でも何度も何度も見直したからといってシュミレーションはシュミレーションでしかありません。
先行きの経済不安は無くなるわけでなく、不安を取り除こうとシュミレーションを重ねるばかりでは「まだまだ不十分だ」とリタイアを先送りするだけとなります。
シュミレーションに完璧さを求めること自体が「幻想」なわけで、そこに究極の安心を見出すことはできないのです。
シュミレーションで得るのは考え尽くす
収支シュミレーションそのものから安心は得られないとしても、その過程が大事だとは思っています。

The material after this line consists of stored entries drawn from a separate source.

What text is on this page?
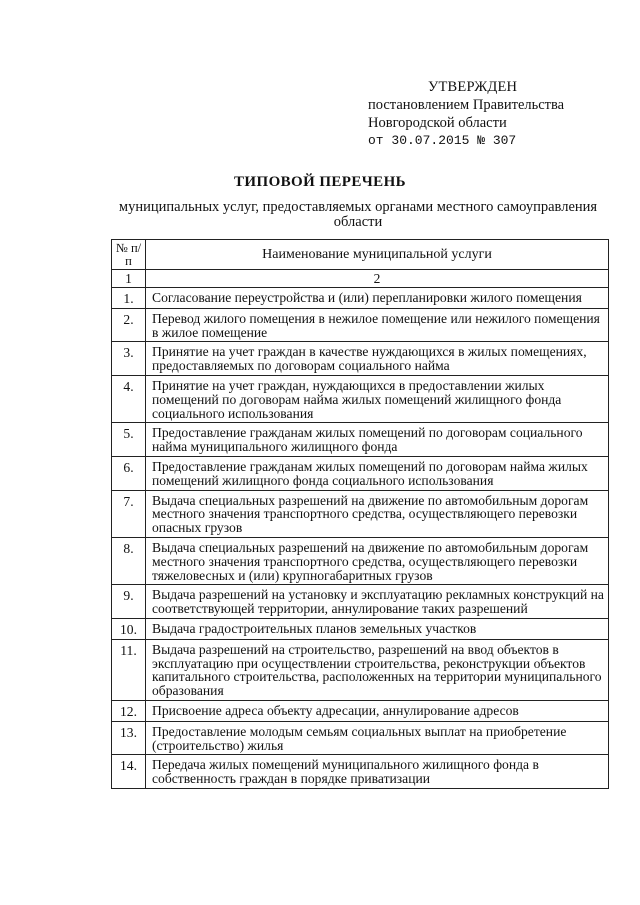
УТВЕРЖДЕН
постановлением Правительства
Новгородской области
от 30.07.2015 № 307
ТИПОВОЙ ПЕРЕЧЕНЬ
муниципальных услуг, предоставляемых органами местного самоуправления области
№ п/п	Наименование муниципальной услуги
1	2
1.	Согласование переустройства и (или) перепланировки жилого помещения
2.	Перевод жилого помещения в нежилое помещение или нежилого помещения в жилое помещение
3.	Принятие на учет граждан в качестве нуждающихся в жилых помещениях, предоставляемых по договорам социального найма
4.	Принятие на учет граждан, нуждающихся в предоставлении жилых помещений по договорам найма жилых помещений жилищного фонда социального использования
5.	Предоставление гражданам жилых помещений по договорам социального найма муниципального жилищного фонда
6.	Предоставление гражданам жилых помещений по договорам найма жилых помещений жилищного фонда социального использования
7.	Выдача специальных разрешений на движение по автомобильным дорогам местного значения транспортного средства, осуществляющего перевозки опасных грузов
8.	Выдача специальных разрешений на движение по автомобильным дорогам местного значения транспортного средства, осуществляющего перевозки тяжеловесных и (или) крупногабаритных грузов
9.	Выдача разрешений на установку и эксплуатацию рекламных конструкций на соответствующей территории, аннулирование таких разрешений
10.	Выдача градостроительных планов земельных участков
11.	Выдача разрешений на строительство, разрешений на ввод объектов в эксплуатацию при осуществлении строительства, реконструкции объектов капитального строительства, расположенных на территории муниципального образования
12.	Присвоение адреса объекту адресации, аннулирование адресов
13.	Предоставление молодым семьям социальных выплат на приобретение (строительство) жилья
14.	Передача жилых помещений муниципального жилищного фонда в собственность граждан в порядке приватизации
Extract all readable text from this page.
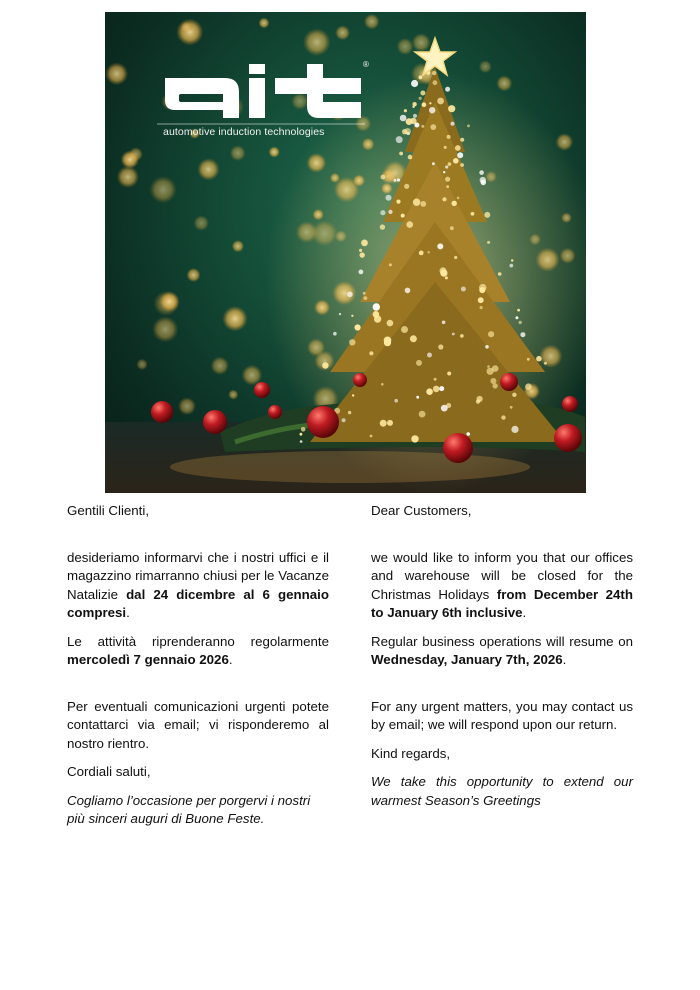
automotive induction technologies
®

Gentili Clienti,

desideriamo informarvi che i nostri uffici e il magazzino rimarranno chiusi per le Vacanze Natalizie dal 24 dicembre al 6 gennaio compresi.

Le attività riprenderanno regolarmente mercoledì 7 gennaio 2026.

Per eventuali comunicazioni urgenti potete contattarci via email; vi risponderemo al nostro rientro.

Cordiali saluti,

Cogliamo l’occasione per porgervi i nostri più sinceri auguri di Buone Feste.

Dear Customers,

we would like to inform you that our offices and warehouse will be closed for the Christmas Holidays from December 24th to January 6th inclusive.

Regular business operations will resume on Wednesday, January 7th, 2026.

For any urgent matters, you may contact us by email; we will respond upon our return.

Kind regards,

We take this opportunity to extend our warmest Season’s Greetings
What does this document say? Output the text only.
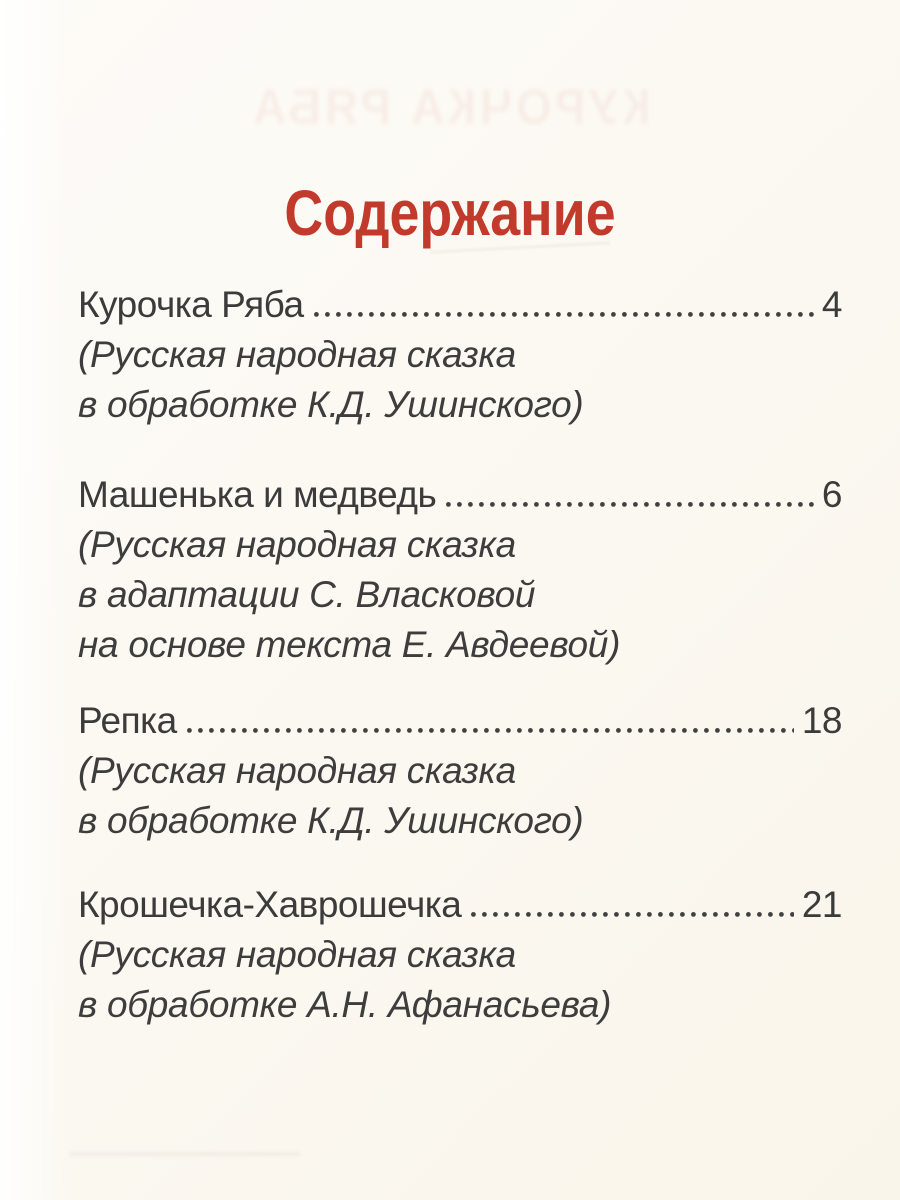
КУРОЧКА РЯБА
Содержание
Курочка Ряба	4
(Русская народная сказка
в обработке К.Д. Ушинского)
Машенька и медведь	6
(Русская народная сказка
в адаптации С. Власковой
на основе текста Е. Авдеевой)
Репка	18
(Русская народная сказка
в обработке К.Д. Ушинского)
Крошечка-Хаврошечка	21
(Русская народная сказка
в обработке А.Н. Афанасьева)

つまり「これ以上のリスクは無いだろう」といったところまで「考え尽くした」という満足感であり肯定感を得ることです。
その結果「これ以上考え尽くしても何も出ない」となります。
ここまでくると収支シュミレーションはリスク対策の一環ではなくだんだんと数字遊びに変わってきます。
数字遊びとは、例えば経済的に先行き不透明だったりインフレ懸念が持ち上がるニュースが出るたびに悲観的にシュミレーション係数を置いて計算したり、逆に、楽観的な状況では係数を緩くしたりなど「その場の感情に合わせて数字遊びをしている」となるわけです。
ここまで来ると「自分は数字遊びをしている」と客観的に自己認識でき、だんだんと「(FIREを)やってみないとわからない」とか「考え尽くしたからこれ以上の材料はない」となります。
こうした考え尽くすまでの「過程」があることが次のステップに行くうえで欠かせないと思うのです。
考え尽くしたあとの3タイプで運命が決まる
ここまでくればシュミレーションは「幻想」と遊ぶだけのツールとなっていて、そう認識すればするほどFIRE後のリアリティと向き合います。
それは「FIRE後のリアルな生活で想定外の事態が起きたらどう対処するか」といった「実践的な生きる術」をどう構えるかです。
その構え方に3つのタイプがあって「自己否定する人」、「楽観視する人」、「自己肯定する人」といったものがあります。
その構えるタイプでFIREの決断が変わってきます。
自己否定する人
自己否定する人は「どうせ自分は駄目なんだから確実完璧になるまで先延ばしだ」となるわけです。
もちろん客観的に自分の置かれた状態を把握し、リスクの読みに甘い点があってFIREを先延ばしにするのは良い事です。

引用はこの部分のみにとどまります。